By the middle of February, four of the puppies had gone to their new homes. Only little Evie is left, and she too will soon be united with her owner. Evie will be getting her second vaccination soon and then will be able to go out for walks with Skara. She will have to get used to being on a lead of course, and the noise of traffic, and will have to learn to ‘come’ when called. So the training goes on. At the moment both Skara and Evie are sitting on Mrs Ross’s lap, fast asleep. It’s certainly a dog’s life! The kitchen floor has been washed for the thousandth time it seems.
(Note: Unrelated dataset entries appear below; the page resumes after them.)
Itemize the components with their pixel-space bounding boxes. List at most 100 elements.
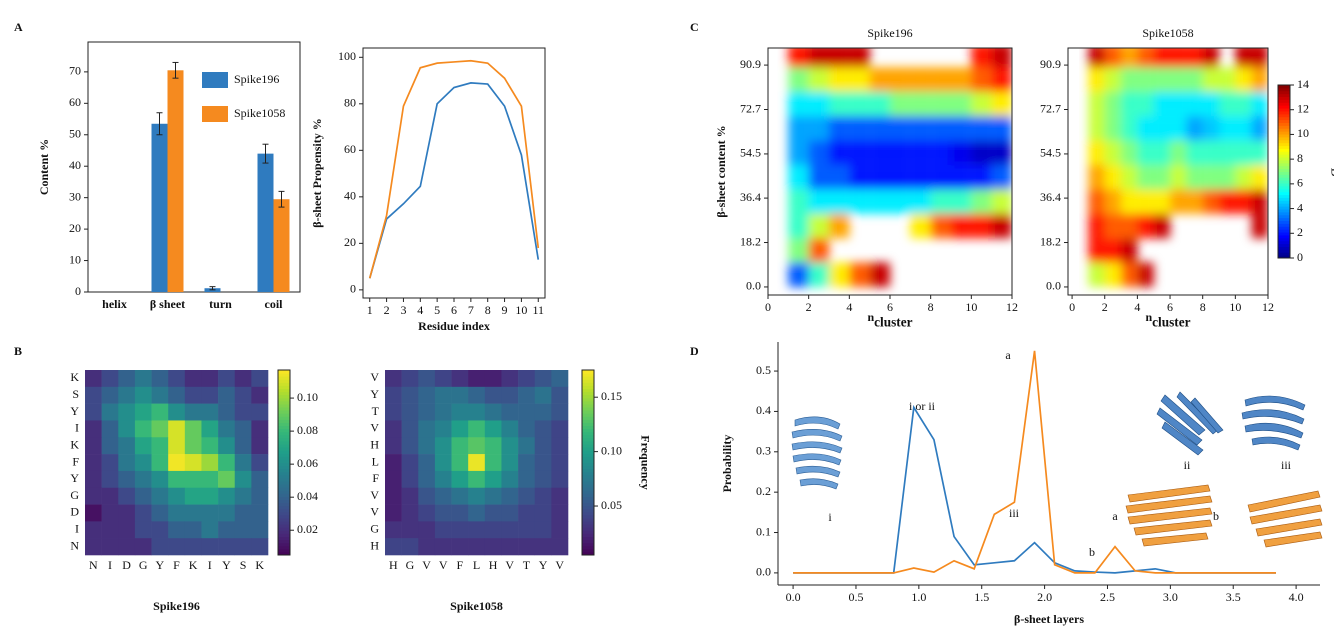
colorbar-tick-label: 0.10 (297, 390, 318, 404)
heatmap-cell (201, 403, 219, 421)
contour-cell (910, 189, 931, 214)
heatmap-cell (385, 420, 402, 438)
heatmap-cell (101, 470, 119, 489)
heatmap-cell (184, 386, 202, 404)
contour-cell (1088, 213, 1105, 239)
heatmap-cell (484, 454, 502, 472)
contour-cell (788, 48, 809, 68)
contour-cell (869, 189, 890, 214)
heatmap-cell (418, 470, 436, 489)
y-tick-label: D (70, 505, 79, 519)
heatmap-cell (551, 504, 569, 522)
heatmap-cell (551, 470, 569, 489)
x-tick-label: 0.5 (848, 590, 863, 604)
contour-fill (788, 48, 1012, 287)
colorbar-segment (278, 511, 290, 516)
heatmap-cell (551, 437, 569, 455)
protein-i (791, 416, 843, 490)
colorbar-frame (277, 369, 291, 556)
y-tick-label: 0.0 (1046, 279, 1061, 293)
colorbar-segment (582, 524, 594, 528)
contour-cell (1235, 91, 1252, 117)
label-part: cluster (874, 315, 912, 330)
contour-cell (829, 189, 850, 214)
x-tick-label: 6 (1167, 300, 1173, 314)
contour-cell (991, 48, 1012, 68)
x-tick-label: 4 (417, 303, 423, 317)
legend-swatch (202, 106, 228, 122)
panel-label: B (14, 344, 22, 358)
colorbar-segment (582, 471, 594, 476)
heatmap-cell (218, 403, 236, 421)
contour-cell (890, 116, 911, 141)
colorbar-segment (1278, 232, 1290, 236)
colorbar-segment (582, 431, 594, 436)
colorbar-segment (1278, 93, 1290, 98)
contour-cell (1121, 262, 1138, 287)
heatmap-cell (151, 454, 169, 472)
heatmap-cell (151, 370, 169, 388)
contour-cell (1121, 140, 1138, 165)
contour-cell (971, 189, 992, 214)
contour-cell (1121, 238, 1138, 263)
heatmap-cell (201, 504, 219, 522)
contour-cell (1104, 262, 1122, 287)
heatmap-cell (151, 470, 169, 489)
colorbar-segment (1278, 255, 1290, 259)
label-part: n (1145, 310, 1152, 324)
heatmap-cell (101, 370, 119, 388)
colorbar-segment (278, 422, 290, 426)
heatmap-cell (85, 504, 102, 522)
heatmap-cell (118, 386, 136, 404)
x-tick-label: helix (102, 297, 127, 311)
colorbar-segment (278, 428, 290, 433)
x-tick-label: 1.5 (974, 590, 989, 604)
colorbar-segment (582, 487, 594, 491)
contour-cell (1186, 189, 1203, 214)
y-tick-label: 60 (344, 142, 356, 156)
contour-cell (1251, 116, 1268, 141)
y-tick-label: K (70, 370, 79, 384)
heatmap-cell (218, 538, 236, 556)
heatmap-cell (551, 420, 569, 438)
contour-cell (788, 262, 809, 287)
heatmap-cell (151, 504, 169, 522)
colorbar-segment (278, 518, 290, 522)
contour-cell (788, 140, 809, 165)
heatmap-cell (251, 437, 269, 455)
colorbar-segment (1278, 136, 1290, 141)
x-tick-label: D (122, 558, 131, 572)
colorbar-segment (582, 548, 594, 553)
colorbar-segment (1278, 211, 1290, 216)
heatmap-cell (85, 420, 102, 438)
y-tick-label: 60 (69, 95, 81, 109)
colorbar-segment (278, 524, 290, 528)
colorbar-segment (278, 453, 290, 457)
heatmap-cell (501, 386, 519, 404)
colorbar-segment (1278, 90, 1290, 95)
x-tick-label: 1.0 (911, 590, 926, 604)
y-tick-label: 20 (344, 235, 356, 249)
contour-cell (930, 116, 951, 141)
y-tick-label: G (370, 522, 379, 536)
bar (167, 70, 184, 293)
heatmap-cell (168, 370, 186, 388)
heatmap-cell (468, 403, 486, 421)
colorbar-segment (1278, 159, 1290, 164)
heatmap-cell (251, 403, 269, 421)
y-tick-label: 36.4 (740, 190, 761, 204)
colorbar-segment (278, 527, 290, 531)
label-part: B (1328, 168, 1334, 177)
heatmap-cell (385, 370, 402, 388)
heatmap-cell (401, 403, 419, 421)
contour-cell (1104, 164, 1122, 190)
y-tick-label: N (70, 538, 79, 552)
colorbar-segment (582, 382, 594, 386)
colorbar-segment (582, 428, 594, 433)
colorbar-segment (1278, 237, 1290, 242)
heatmap-cell (85, 370, 102, 388)
colorbar-segment (582, 527, 594, 531)
colorbar-segment (278, 391, 290, 396)
heatmap-cell (101, 504, 119, 522)
heatmap-cell (385, 470, 402, 489)
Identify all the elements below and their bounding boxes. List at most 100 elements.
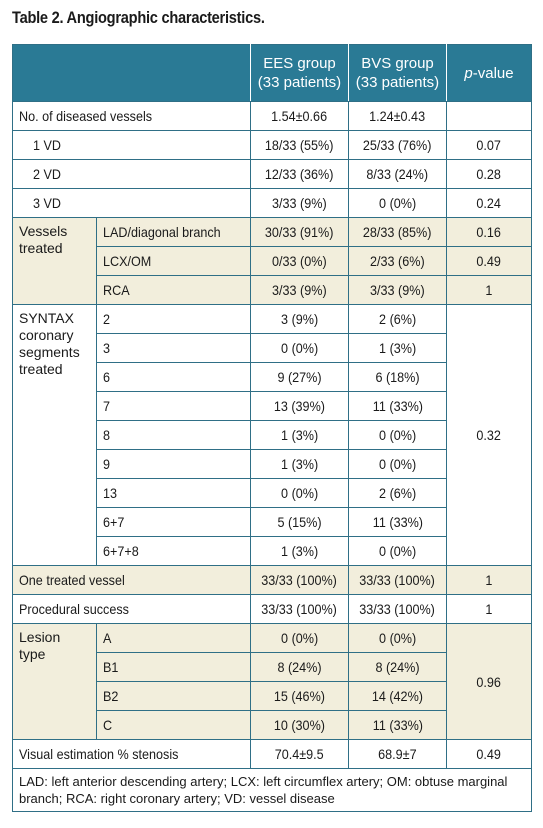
ees-value: 30/33 (91%) [250,217,349,247]
bvs-value: 2 (6%) [348,304,447,334]
table-row: C 10 (30%) 11 (33%) [13,710,532,740]
p-value: 0.49 [446,246,532,276]
ees-value: 1 (3%) [250,420,349,450]
table-row: 6+7+8 1 (3%) 0 (0%) [13,536,532,566]
footnote-row: LAD: left anterior descending artery; LC… [12,768,532,812]
bvs-value: 0 (0%) [348,536,447,566]
bvs-value: 1 (3%) [348,333,447,363]
table-row: Procedural success 33/33 (100%) 33/33 (1… [12,594,532,624]
table-title: Table 2. Angiographic characteristics. [12,8,265,27]
bvs-value: 11 (33%) [348,391,447,421]
ees-value: 18/33 (55%) [250,130,349,160]
bvs-value: 68.9±7 [348,739,447,769]
row-label: 1 VD [12,130,251,160]
p-value [446,101,532,131]
table-row: Visual estimation % stenosis 70.4±9.5 68… [12,739,532,769]
bvs-value: 6 (18%) [348,362,447,392]
row-label: No. of diseased vessels [12,101,251,131]
bvs-value: 0 (0%) [348,188,447,218]
table-row: SYNTAX coronary segments treated 2 3 (9%… [12,304,532,566]
p-value: 0.24 [446,188,532,218]
table-row: Vessels treated LAD/diagonal branch 30/3… [12,217,532,305]
row-label: 3 VD [12,188,251,218]
p-value: 0.49 [446,739,532,769]
table-row: No. of diseased vessels 1.54±0.66 1.24±0… [12,101,532,131]
header-p-value: p-value [446,44,532,102]
sub-label: B1 [96,652,251,682]
sub-label: C [96,710,251,740]
header-blank [12,44,251,102]
sub-label: 6+7 [96,507,251,537]
sub-label: RCA [96,275,251,305]
group-label-lesion: Lesion type [12,623,97,740]
table-row: 9 1 (3%) 0 (0%) [13,449,532,479]
sub-label: 13 [96,478,251,508]
ees-value: 0 (0%) [250,478,349,508]
sub-label: 3 [96,333,251,363]
bvs-value: 2/33 (6%) [348,246,447,276]
ees-value: 0 (0%) [250,333,349,363]
table-row: B2 15 (46%) 14 (42%) [13,681,532,711]
ees-value: 33/33 (100%) [250,565,349,595]
header-bvs: BVS group (33 patients) [348,44,447,102]
ees-value: 10 (30%) [250,710,349,740]
angiographic-table: EES group (33 patients) BVS group (33 pati… [12,44,532,812]
sub-label: LAD/diagonal branch [96,217,251,247]
ees-value: 13 (39%) [250,391,349,421]
bvs-value: 2 (6%) [348,478,447,508]
ees-value: 1 (3%) [250,449,349,479]
table-row: 8 1 (3%) 0 (0%) [13,420,532,450]
table-row: LCX/OM 0/33 (0%) 2/33 (6%) 0.49 [13,246,532,276]
table-row: 7 13 (39%) 11 (33%) [13,391,532,421]
header-ees: EES group (33 patients) [250,44,349,102]
ees-value: 1.54±0.66 [250,101,349,131]
ees-value: 0 (0%) [250,623,349,653]
p-value: 0.16 [446,217,532,247]
table-row: 2 VD 12/33 (36%) 8/33 (24%) 0.28 [12,159,532,189]
ees-value: 3 (9%) [250,304,349,334]
row-label: 2 VD [12,159,251,189]
p-value: 0.28 [446,159,532,189]
table-row: RCA 3/33 (9%) 3/33 (9%) 1 [13,275,532,305]
bvs-value: 8 (24%) [348,652,447,682]
group-label-vessels: Vessels treated [12,217,97,305]
bvs-value: 0 (0%) [348,420,447,450]
ees-value: 9 (27%) [250,362,349,392]
bvs-value: 3/33 (9%) [348,275,447,305]
sub-label: 6 [96,362,251,392]
bvs-value: 8/33 (24%) [348,159,447,189]
table-row: 1 VD 18/33 (55%) 25/33 (76%) 0.07 [12,130,532,160]
sub-label: A [96,623,251,653]
bvs-value: 33/33 (100%) [348,594,447,624]
table-row: B1 8 (24%) 8 (24%) [13,652,532,682]
sub-label: B2 [96,681,251,711]
bvs-value: 11 (33%) [348,710,447,740]
p-value: 0.96 [446,623,532,740]
footnote: LAD: left anterior descending artery; LC… [12,768,532,812]
p-value: 0.32 [446,304,532,566]
ees-value: 1 (3%) [250,536,349,566]
table-row: 3 VD 3/33 (9%) 0 (0%) 0.24 [12,188,532,218]
p-value: 1 [446,565,532,595]
bvs-value: 0 (0%) [348,623,447,653]
bvs-value: 28/33 (85%) [348,217,447,247]
ees-value: 3/33 (9%) [250,275,349,305]
row-label: One treated vessel [12,565,251,595]
bvs-value: 33/33 (100%) [348,565,447,595]
sub-label: 8 [96,420,251,450]
ees-value: 0/33 (0%) [250,246,349,276]
ees-value: 3/33 (9%) [250,188,349,218]
table-row: 6 9 (27%) 6 (18%) [13,362,532,392]
ees-value: 70.4±9.5 [250,739,349,769]
table-row: One treated vessel 33/33 (100%) 33/33 (1… [12,565,532,595]
table-row: Lesion type A 0 (0%) 0 (0%) 0.96 [12,623,532,740]
row-label: Procedural success [12,594,251,624]
ees-value: 8 (24%) [250,652,349,682]
bvs-value: 0 (0%) [348,449,447,479]
p-value: 1 [446,594,532,624]
p-value: 1 [446,275,532,305]
group-label-syntax: SYNTAX coronary segments treated [12,304,97,566]
sub-label: 2 [96,304,251,334]
bvs-value: 25/33 (76%) [348,130,447,160]
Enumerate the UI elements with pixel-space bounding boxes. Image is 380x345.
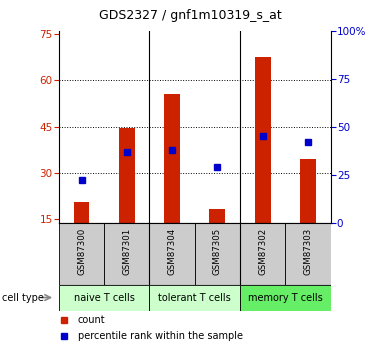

But it has all been worth it.
What are the good things about having puppies?
What things are more difficult?
Ask those who have dogs how long it took to house-train their dog.
How long might it take to teach Evie to walk nicely on a lead and to ‘come’ when called?
What other responsibilities will the new owners have towards their pups?
Identify the amount of work that having a pup brings.
Identify the word ‘faithfulness’ as being a quality needed by a new owner.
Recognize that when we love a puppy, just as when we love a person, we have a responsibility of care.
Time for reflection
Put up the image of the five puppies cuddled in an owner’s arms.
Which words describe this picture?
Now picture someone taking out one of these pups for a bed-time walk on a cold, wet and windy night.
Which words describe the owner?
We thank you for Skara’s beautiful puppies.
We thank you for all the new owners
and ask that you would help them to be faithful in caring for their pups.
We ask, too, that you will help each of us here today to be kind to animals we know.